Arief menyampaikan cawe-cawe Presiden Joko Widodo dalam pelaksanaan Pilpres 2024 menjadi perhatian masyarakat luas. Hal itu kemudian menjadi dalil dari para pemohon.
"Cawe-cawenya kepala negara ini mahkamah sebetulnya juga apa iya kita memanggil kepala negara, Presiden RI. Kelihatannya kan kurang elok, karena presiden sekaligus kepala negara dan kepala pemerintahan. Kalau hanya sekedar kepala pemerintahan akan kita hadirkan di persidangan ini," ungkapnya.
MK memutuskan untuk tak memanggil Presiden Joko Widodo karena dia adalah simbol negara yang harus dijunjung tinggi. Karena itu, MK memanggil empat menteri kabinet Presiden Joko Widodo.
MK kembali melakukan sidang sengketa Pilpres pada hari ini dengan agenda mendengarkan keterangan lain yang diperlukan.
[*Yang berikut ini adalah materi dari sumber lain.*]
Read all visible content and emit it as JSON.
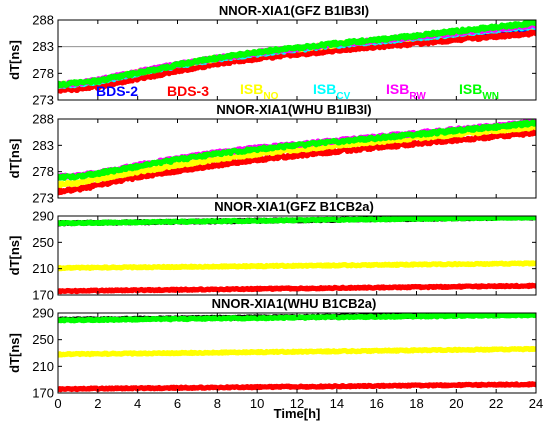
{
  "figure": {
    "xlabel": "Time[h]",
    "x_range": [
      0,
      24
    ],
    "x_ticks": [
      "0",
      "2",
      "4",
      "6",
      "8",
      "10",
      "12",
      "14",
      "16",
      "18",
      "20",
      "22",
      "24"
    ]
  },
  "colors": {
    "bds2": "#0000ff",
    "bds3": "#ff0000",
    "yellow": "#ffff00",
    "green": "#00ff00",
    "magenta": "#ff00ff",
    "cyan": "#00ffff",
    "black": "#000000"
  },
  "legend": {
    "bds2": "BDS-2",
    "bds3": "BDS-3",
    "isb": "ISB",
    "sub_no": "NO",
    "sub_cv": "CV",
    "sub_rw": "RW",
    "sub_wn": "WN"
  },
  "chart_data": [
    {
      "type": "scatter",
      "title": "NNOR-XIA1(GFZ B1IB3I)",
      "ylabel": "dT[ns]",
      "ylim": [
        273,
        288
      ],
      "yticks": [
        "273",
        "278",
        "283",
        "288"
      ],
      "grid": "horizontal at 283",
      "series": [
        {
          "name": "BDS-2",
          "color": "#0000ff",
          "x": [
            0,
            1,
            2,
            4,
            6,
            8,
            10,
            12,
            14,
            16,
            18,
            20,
            22,
            24
          ],
          "y": [
            275.4,
            275.6,
            276.0,
            277.5,
            279.0,
            280.5,
            281.5,
            282.3,
            283.0,
            283.7,
            284.4,
            285.1,
            285.8,
            286.5
          ]
        },
        {
          "name": "BDS-3",
          "color": "#ff0000",
          "x": [
            0,
            1,
            2,
            4,
            6,
            8,
            10,
            12,
            14,
            16,
            18,
            20,
            22,
            24
          ],
          "y": [
            274.9,
            275.1,
            275.5,
            277.0,
            278.5,
            279.8,
            280.8,
            281.6,
            282.3,
            283.0,
            283.6,
            284.3,
            284.9,
            285.6
          ]
        },
        {
          "name": "ISB NO",
          "color": "#ffff00",
          "x": [
            0,
            1,
            2,
            4,
            6,
            8,
            10,
            12,
            14,
            16,
            18,
            20,
            22,
            24
          ],
          "y": [
            275.8,
            276.1,
            276.6,
            278.2,
            279.6,
            280.8,
            281.8,
            282.6,
            283.4,
            284.1,
            284.8,
            285.5,
            286.3,
            287.0
          ]
        },
        {
          "name": "ISB CV",
          "color": "#00ffff",
          "x": [
            0,
            1,
            2,
            4,
            6,
            8,
            10,
            12,
            14,
            16,
            18,
            20,
            22,
            24
          ],
          "y": [
            275.7,
            276.0,
            276.5,
            278.0,
            279.5,
            280.7,
            281.7,
            282.5,
            283.3,
            284.0,
            284.7,
            285.4,
            286.2,
            286.9
          ]
        },
        {
          "name": "ISB RW",
          "color": "#ff00ff",
          "x": [
            0,
            1,
            2,
            4,
            6,
            8,
            10,
            12,
            14,
            16,
            18,
            20,
            22,
            24
          ],
          "y": [
            275.9,
            276.2,
            276.7,
            278.3,
            279.7,
            280.9,
            281.9,
            282.7,
            283.5,
            284.2,
            284.9,
            285.6,
            286.4,
            287.1
          ]
        },
        {
          "name": "ISB WN",
          "color": "#00ff00",
          "x": [
            0,
            1,
            2,
            4,
            6,
            8,
            10,
            12,
            14,
            16,
            18,
            20,
            22,
            24
          ],
          "y": [
            275.9,
            276.2,
            276.6,
            278.1,
            279.6,
            280.9,
            282.0,
            282.8,
            283.6,
            284.3,
            285.1,
            285.9,
            286.7,
            287.4
          ]
        }
      ]
    },
    {
      "type": "scatter",
      "title": "NNOR-XIA1(WHU B1IB3I)",
      "ylabel": "dT[ns]",
      "ylim": [
        273,
        288
      ],
      "yticks": [
        "273",
        "278",
        "283",
        "288"
      ],
      "grid": "none",
      "series": [
        {
          "name": "BDS-3",
          "color": "#ff0000",
          "x": [
            0,
            1,
            2,
            4,
            6,
            8,
            10,
            12,
            14,
            16,
            18,
            20,
            22,
            24
          ],
          "y": [
            274.3,
            274.6,
            275.5,
            277.0,
            278.2,
            279.3,
            280.3,
            281.1,
            281.9,
            282.6,
            283.3,
            284.0,
            284.7,
            285.4
          ]
        },
        {
          "name": "ISB NO",
          "color": "#ffff00",
          "x": [
            0,
            1,
            2,
            4,
            6,
            8,
            10,
            12,
            14,
            16,
            18,
            20,
            22,
            24
          ],
          "y": [
            275.6,
            275.9,
            276.6,
            278.0,
            279.3,
            280.4,
            281.4,
            282.2,
            283.0,
            283.7,
            284.4,
            285.1,
            285.8,
            286.5
          ]
        },
        {
          "name": "ISB RW",
          "color": "#ff00ff",
          "x": [
            0,
            1,
            2,
            4,
            6,
            8,
            10,
            12,
            14,
            16,
            18,
            20,
            22,
            24
          ],
          "y": [
            277.0,
            277.2,
            277.8,
            279.2,
            280.5,
            281.6,
            282.5,
            283.2,
            283.9,
            284.6,
            285.3,
            286.0,
            286.7,
            287.5
          ]
        },
        {
          "name": "ISB WN",
          "color": "#00ff00",
          "x": [
            0,
            1,
            2,
            4,
            6,
            8,
            10,
            12,
            14,
            16,
            18,
            20,
            22,
            24
          ],
          "y": [
            276.9,
            277.1,
            277.7,
            279.0,
            280.3,
            281.4,
            282.3,
            283.0,
            283.7,
            284.4,
            285.1,
            285.8,
            286.5,
            287.3
          ]
        }
      ]
    },
    {
      "type": "scatter",
      "title": "NNOR-XIA1(GFZ B1CB2a)",
      "ylabel": "dT[ns]",
      "ylim": [
        170,
        290
      ],
      "yticks": [
        "170",
        "210",
        "250",
        "290"
      ],
      "grid": "none",
      "series": [
        {
          "name": "ISB NO",
          "color": "#ffff00",
          "x": [
            0,
            24
          ],
          "y": [
            211,
            218
          ]
        },
        {
          "name": "BDS-3",
          "color": "#ff0000",
          "x": [
            0,
            24
          ],
          "y": [
            176,
            184
          ]
        },
        {
          "name": "BDS-2",
          "color": "#000000",
          "x": [
            0,
            24
          ],
          "y": [
            279,
            288
          ]
        },
        {
          "name": "ISB WN",
          "color": "#00ff00",
          "x": [
            0,
            24
          ],
          "y": [
            279,
            288
          ]
        }
      ]
    },
    {
      "type": "scatter",
      "title": "NNOR-XIA1(WHU B1CB2a)",
      "ylabel": "dT[ns]",
      "ylim": [
        170,
        290
      ],
      "yticks": [
        "170",
        "210",
        "250",
        "290"
      ],
      "grid": "none",
      "series": [
        {
          "name": "ISB NO",
          "color": "#ffff00",
          "x": [
            0,
            24
          ],
          "y": [
            228,
            236
          ]
        },
        {
          "name": "BDS-3",
          "color": "#ff0000",
          "x": [
            0,
            24
          ],
          "y": [
            176,
            183
          ]
        },
        {
          "name": "BDS-2",
          "color": "#000000",
          "x": [
            0,
            24
          ],
          "y": [
            280,
            288
          ]
        },
        {
          "name": "ISB WN",
          "color": "#00ff00",
          "x": [
            0,
            24
          ],
          "y": [
            279,
            287
          ]
        }
      ]
    }
  ]
}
Pihak lain yang dianggap perlu didengarkan keterangan itu yakni Menko PMK Muhadjir Effendy, Menko bidang perekonomian Airlangga Hartarto, Menkeu Sri Mulyani Indrawati dan Mensos Tri Rismaharini serta pihak DKPP.
Artikel Terkait
Dokumen Epstein Ungkap Hubungan Hary Tanoe & Trump, Misteri Indonesian CIA Terbongkar
Dokumen Epstein Ungkap Kunjungan ke Bali 2002 dan Tautan ke Donald Trump
10 Surat Tanah Tidak Berlaku 2026: Segera Urus Sertifikat di BPN!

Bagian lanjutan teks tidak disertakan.